Edible vaccines protect when the M-cells absorb an antigen in food in the intestine and directed to other immune system cells. This process then forms a defensive attack, leaving a group of ‘memory’ cells which then neutralize the infectious agent in an attempt of invasion. The memory helper T-cells when a disease occurs, generate T-cells which are cytotoxic and attack the cells already infected (Langridge, 2006). The memory helper T-cells also stimulate the secretion of antibodies. The antibodies, in turn, neutralize the invader which is the infection.
Edible vaccines are cheap meaning that manufacturers can produce them in bulk. They do not need any purification process since people mostly eat them raw.

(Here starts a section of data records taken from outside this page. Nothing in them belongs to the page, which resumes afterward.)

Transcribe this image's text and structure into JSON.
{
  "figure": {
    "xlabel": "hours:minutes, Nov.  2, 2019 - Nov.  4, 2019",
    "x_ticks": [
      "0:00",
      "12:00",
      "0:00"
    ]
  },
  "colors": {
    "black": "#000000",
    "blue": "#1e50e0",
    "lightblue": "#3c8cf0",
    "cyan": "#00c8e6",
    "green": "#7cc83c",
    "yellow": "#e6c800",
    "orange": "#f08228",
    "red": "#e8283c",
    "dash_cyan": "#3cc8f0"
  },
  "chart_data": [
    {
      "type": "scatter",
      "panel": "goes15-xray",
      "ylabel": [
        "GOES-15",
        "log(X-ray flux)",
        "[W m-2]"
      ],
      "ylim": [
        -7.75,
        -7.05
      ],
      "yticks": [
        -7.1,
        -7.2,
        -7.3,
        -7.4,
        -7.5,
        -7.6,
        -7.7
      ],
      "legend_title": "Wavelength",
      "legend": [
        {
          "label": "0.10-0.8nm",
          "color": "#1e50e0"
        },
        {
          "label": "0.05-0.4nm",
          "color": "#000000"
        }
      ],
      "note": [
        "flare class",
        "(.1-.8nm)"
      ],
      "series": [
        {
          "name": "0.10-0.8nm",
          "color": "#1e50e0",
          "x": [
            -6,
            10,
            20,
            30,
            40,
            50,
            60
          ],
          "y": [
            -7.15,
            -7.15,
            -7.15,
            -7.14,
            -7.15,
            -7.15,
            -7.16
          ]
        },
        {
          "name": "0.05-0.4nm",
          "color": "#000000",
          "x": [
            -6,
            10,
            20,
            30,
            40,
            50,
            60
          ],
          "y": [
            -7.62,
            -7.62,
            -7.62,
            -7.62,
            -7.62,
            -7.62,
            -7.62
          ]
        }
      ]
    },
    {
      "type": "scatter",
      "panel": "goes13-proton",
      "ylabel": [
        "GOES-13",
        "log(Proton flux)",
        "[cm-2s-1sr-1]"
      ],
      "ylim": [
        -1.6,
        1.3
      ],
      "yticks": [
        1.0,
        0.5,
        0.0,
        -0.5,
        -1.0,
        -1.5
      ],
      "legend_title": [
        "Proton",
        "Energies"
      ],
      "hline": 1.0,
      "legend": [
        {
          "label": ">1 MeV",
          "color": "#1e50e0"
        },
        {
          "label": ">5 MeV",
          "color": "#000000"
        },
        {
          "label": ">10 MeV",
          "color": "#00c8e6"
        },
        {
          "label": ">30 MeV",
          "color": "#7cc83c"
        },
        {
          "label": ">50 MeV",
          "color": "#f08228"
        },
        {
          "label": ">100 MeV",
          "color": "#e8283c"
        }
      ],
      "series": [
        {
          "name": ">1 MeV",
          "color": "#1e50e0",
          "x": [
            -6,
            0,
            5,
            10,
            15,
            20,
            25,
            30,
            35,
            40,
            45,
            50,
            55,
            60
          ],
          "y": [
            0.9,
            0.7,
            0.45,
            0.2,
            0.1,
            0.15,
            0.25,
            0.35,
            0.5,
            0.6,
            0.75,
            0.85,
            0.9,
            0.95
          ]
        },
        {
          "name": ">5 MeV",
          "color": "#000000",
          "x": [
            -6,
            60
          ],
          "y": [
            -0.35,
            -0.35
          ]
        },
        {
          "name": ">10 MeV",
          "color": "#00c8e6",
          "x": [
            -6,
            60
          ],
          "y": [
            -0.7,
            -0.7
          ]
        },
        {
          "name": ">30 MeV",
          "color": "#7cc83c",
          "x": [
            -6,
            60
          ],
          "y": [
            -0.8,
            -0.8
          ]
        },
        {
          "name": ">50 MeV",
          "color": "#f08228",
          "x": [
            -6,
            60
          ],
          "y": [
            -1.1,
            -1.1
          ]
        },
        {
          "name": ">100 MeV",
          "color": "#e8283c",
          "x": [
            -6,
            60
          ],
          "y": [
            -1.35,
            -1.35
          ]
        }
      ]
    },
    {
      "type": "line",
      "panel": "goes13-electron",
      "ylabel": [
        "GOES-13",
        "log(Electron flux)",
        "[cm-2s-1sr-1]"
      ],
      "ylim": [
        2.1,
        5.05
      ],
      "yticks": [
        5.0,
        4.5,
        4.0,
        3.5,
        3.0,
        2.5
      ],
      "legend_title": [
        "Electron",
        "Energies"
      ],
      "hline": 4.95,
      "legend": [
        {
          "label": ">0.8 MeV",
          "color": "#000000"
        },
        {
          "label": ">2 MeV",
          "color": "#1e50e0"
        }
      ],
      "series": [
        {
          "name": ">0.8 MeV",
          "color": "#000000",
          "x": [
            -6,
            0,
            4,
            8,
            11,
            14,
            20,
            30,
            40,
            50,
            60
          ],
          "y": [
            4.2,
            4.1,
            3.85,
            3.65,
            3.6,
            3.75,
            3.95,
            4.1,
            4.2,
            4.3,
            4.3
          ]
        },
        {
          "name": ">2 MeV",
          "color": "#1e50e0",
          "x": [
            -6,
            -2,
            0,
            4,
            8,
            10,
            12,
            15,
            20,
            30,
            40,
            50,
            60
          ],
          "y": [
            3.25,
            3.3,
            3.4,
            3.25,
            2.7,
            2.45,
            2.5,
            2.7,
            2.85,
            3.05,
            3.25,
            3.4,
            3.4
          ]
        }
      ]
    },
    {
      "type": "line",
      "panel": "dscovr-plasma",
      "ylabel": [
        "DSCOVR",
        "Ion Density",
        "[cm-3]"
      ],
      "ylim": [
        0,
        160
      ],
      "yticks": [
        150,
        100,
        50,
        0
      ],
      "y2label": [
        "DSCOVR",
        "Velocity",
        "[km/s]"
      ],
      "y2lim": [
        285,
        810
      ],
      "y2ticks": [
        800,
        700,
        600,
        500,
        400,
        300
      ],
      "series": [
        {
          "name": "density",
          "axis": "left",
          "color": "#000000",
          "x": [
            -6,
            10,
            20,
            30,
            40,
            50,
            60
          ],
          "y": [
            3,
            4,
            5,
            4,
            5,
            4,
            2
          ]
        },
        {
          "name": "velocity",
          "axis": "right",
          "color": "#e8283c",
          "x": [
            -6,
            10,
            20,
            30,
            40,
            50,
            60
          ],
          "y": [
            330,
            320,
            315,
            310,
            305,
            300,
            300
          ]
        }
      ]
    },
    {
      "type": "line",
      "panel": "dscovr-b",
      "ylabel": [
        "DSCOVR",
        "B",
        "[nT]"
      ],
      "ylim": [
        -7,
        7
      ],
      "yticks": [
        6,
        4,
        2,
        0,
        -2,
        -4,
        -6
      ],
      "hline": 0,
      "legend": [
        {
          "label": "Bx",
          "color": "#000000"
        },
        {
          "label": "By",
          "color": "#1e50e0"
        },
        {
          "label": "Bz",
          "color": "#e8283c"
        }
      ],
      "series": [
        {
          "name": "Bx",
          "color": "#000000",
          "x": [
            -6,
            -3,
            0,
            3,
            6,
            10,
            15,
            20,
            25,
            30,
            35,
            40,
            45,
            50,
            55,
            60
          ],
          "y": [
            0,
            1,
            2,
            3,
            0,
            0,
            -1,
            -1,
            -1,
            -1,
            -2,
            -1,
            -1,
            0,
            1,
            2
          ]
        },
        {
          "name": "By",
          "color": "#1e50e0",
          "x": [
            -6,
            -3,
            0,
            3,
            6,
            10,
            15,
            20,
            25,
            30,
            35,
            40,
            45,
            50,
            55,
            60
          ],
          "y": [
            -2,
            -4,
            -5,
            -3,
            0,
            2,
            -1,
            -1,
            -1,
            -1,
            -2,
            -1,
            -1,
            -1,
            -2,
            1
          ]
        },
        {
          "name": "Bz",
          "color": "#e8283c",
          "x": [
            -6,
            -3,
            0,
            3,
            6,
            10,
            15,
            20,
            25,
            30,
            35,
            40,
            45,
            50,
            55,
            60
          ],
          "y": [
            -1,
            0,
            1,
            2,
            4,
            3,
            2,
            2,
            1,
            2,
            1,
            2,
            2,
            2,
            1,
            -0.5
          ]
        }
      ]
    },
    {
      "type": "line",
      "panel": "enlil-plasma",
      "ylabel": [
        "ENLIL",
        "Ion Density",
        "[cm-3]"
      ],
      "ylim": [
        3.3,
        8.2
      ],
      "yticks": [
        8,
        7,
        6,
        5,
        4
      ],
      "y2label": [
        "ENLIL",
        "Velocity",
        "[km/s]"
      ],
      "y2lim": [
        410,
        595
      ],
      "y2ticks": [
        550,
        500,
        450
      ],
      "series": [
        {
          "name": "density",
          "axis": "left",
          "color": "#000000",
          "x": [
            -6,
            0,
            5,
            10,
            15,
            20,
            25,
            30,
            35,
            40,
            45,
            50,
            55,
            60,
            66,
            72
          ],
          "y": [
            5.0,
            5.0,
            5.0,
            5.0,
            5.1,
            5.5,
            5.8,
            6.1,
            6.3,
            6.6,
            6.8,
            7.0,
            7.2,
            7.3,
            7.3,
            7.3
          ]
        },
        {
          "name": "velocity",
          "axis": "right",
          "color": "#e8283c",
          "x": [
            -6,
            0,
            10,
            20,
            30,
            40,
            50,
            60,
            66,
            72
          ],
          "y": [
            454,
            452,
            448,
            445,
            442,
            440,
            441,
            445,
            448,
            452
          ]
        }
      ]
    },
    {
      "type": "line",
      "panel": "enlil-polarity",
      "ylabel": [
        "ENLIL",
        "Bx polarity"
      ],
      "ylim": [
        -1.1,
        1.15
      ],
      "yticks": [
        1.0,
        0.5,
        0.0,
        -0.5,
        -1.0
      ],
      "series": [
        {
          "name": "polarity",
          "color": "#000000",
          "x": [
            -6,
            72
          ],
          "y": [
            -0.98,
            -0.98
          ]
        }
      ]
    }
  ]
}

They also trigger the immunity found at the surfaces of the mucosa like the ones lining the mouth which is the first line of defense in the body. It is, however, difficult to control the vaccine dose of these edible vaccines. Research has shown that high dosage can lead to bacteria invasion instead of immune response. The dosage between adults and children is entirely different (Chaitanya and Kumar, 2006). The change of plants as living organisms also does not guarantee the continuity of the vaccine.
In conclusion, the creation of the inexpensive vaccines has made a great journey since the first trial of edible vaccines in 1997. The vaccines have by so far been effective and are less costly than the other initial alternative vaccine forms. Even though they have minor disadvantages, future innovations are more likely to make them the most effective means of vaccination as they are cheaper and easily affordable.